PC games offer another dimension of play – elements that you just can’t find in the home console space. It’s the domain of user-generated content and resolutions that would make even the most hardcore videophiles break down in tears of reverence. And where else are you going to play an MMO? Final Fantasy XI? Get the hell outta here!
I resolve to reduce my time playing games.
If micromanaging your gaming habits is a serious concern, perhaps the real problem is that you are playing way too much.
Maybe you are swamped with work. Maybe the bills have been piling up. Perhaps you and your significant other have decided to start a new family and concessions have to be made. In the face of all that, should video games be commanding so much of your spare time?

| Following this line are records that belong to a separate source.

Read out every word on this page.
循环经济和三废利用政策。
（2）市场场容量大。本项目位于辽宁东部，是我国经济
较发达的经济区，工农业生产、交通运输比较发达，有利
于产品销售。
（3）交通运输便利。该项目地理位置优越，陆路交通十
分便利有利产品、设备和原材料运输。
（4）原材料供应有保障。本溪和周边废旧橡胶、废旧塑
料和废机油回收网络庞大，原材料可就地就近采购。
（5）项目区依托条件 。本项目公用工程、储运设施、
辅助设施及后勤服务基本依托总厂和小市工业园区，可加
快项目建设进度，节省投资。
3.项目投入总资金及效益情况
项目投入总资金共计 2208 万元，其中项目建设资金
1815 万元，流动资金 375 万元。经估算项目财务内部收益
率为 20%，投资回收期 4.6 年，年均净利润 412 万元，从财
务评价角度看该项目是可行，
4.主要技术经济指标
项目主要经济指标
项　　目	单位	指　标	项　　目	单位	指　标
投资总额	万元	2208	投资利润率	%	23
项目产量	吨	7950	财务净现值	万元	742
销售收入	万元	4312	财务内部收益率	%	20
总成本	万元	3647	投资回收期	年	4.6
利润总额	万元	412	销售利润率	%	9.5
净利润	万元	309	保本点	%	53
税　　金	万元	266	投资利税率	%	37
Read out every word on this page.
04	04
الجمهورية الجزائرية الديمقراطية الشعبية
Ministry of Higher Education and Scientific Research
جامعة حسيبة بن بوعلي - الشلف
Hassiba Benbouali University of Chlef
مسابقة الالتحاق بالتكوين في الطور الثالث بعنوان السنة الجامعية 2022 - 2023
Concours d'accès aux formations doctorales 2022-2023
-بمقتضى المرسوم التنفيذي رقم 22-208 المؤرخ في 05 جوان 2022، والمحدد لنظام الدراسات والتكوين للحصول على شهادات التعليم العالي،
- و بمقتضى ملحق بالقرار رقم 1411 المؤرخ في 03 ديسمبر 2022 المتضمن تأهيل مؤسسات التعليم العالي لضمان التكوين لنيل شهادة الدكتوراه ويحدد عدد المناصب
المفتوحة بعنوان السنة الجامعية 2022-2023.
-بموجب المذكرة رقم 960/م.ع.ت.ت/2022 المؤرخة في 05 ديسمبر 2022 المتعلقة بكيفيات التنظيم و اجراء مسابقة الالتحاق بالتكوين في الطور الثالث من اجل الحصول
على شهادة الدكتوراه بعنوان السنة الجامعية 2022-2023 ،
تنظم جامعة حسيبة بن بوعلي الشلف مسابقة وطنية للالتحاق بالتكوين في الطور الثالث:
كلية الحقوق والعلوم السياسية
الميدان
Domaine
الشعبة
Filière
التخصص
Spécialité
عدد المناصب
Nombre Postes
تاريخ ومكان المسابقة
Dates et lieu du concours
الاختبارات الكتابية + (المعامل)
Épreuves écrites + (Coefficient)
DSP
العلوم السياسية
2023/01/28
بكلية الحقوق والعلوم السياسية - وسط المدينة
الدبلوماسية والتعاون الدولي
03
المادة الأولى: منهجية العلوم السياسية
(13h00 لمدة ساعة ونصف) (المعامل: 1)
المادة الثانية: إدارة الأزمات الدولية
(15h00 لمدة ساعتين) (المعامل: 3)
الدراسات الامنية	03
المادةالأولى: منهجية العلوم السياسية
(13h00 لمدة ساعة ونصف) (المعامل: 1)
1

That’s not to say you can’t still game. Just think twice about sinking your free periods into that 40-hour RPG. If that still doesn’t cut it, consider quitting for a period of several months while you sort your affairs. It might be tough to resist the crammed first quarter (thanks a bunch, Modern Warfare 2), but you gotta prioritize.
Aside from that dose of reality, I think 2010 is going to be great – don’t you? Whether you meet your resolutions or let ‘em fall to the wayside, keep the gaming spirit burning well into the tens! The tens… tens. Nineties, naughties, tens, twenties… doesn’t sound right. Tenties?
Oh boy. This is gonna be a big problem for me.